Lamplighter Expansion Plans Taking Shape
As Lamplighter School has grown through the years, so has its evolving curriculum and technology.
Now the Preston Hollow school plans to expand its facilities to accommodate that student body as part of the “Campaign to Fund People, Place and Programs,” which stems from the school’s “Igniting Young Minds for a Lifetime of Learning” campaign.
“Finally owning our entire campus makes it possible to think about the future of the school in ways that we never really imagined,” said Head of School Dr. Joan Hill.
Lamplighter, which educates from the pre-K level to fourth grade, has been in operation since 1953. The 12.5-acre campus has not been expanded in more than 20 years.
In 2012, Lamplighter purchased its land from neighboring Hockaday, allowing for the ambitious changes.
The $12.5 million campaign will include construction of a new innovation lab and reconstruction of the school’s barn. The campaign has been in the works since the formation of a strategic plans committee almost five years ago.
“From a program perspective, we realized there were some investments we needed to make in our facility to continue to deliver on that commitment to technology and innovation and science,” said Catherine Rose, chair of the board of trustees, “and really this project-based hands-on learning that’s been a part of Lamplighter since it was founded. How are we going to live our mission without some enhancements?”
The innovation lab, which will be about 10,000 square feet, will house a teaching kitchen, an environmental science area, a robotics lab, and a woodworking classroom. The intent is to emphasize project-based learning, a key component of the Lamplighter curriculum.
The new barn also will include environmental science classroom space, meeting space, and a new fenced area for the animals along with a recently rebuilt chicken coop.
Both buildings have been designed by Marlon Blackwell Architects, which was selected for the project in May 2014.

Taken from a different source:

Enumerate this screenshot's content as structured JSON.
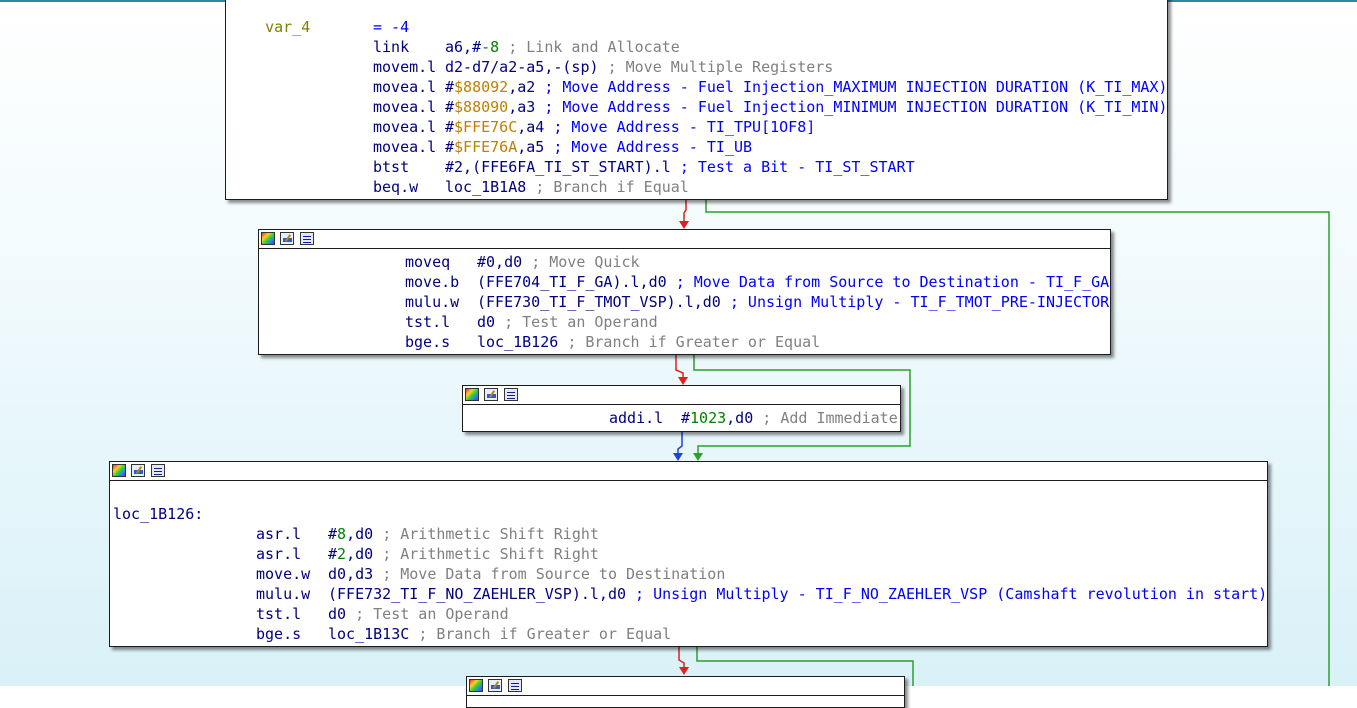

“I think Lamplighter, their vision for students and the barn, and the curriculum is incredible,” said project manager Bradford Payne. “I think that really informed a lot of the decisions we made.”
Renderings of the building designs are available for viewing at an on-campus preview center.
While the ceremonial groundbreaking has already taken place, according to Rose, construction is expected to begin in December, with hopes the project will be completed before the beginning of the 2016-17 school year.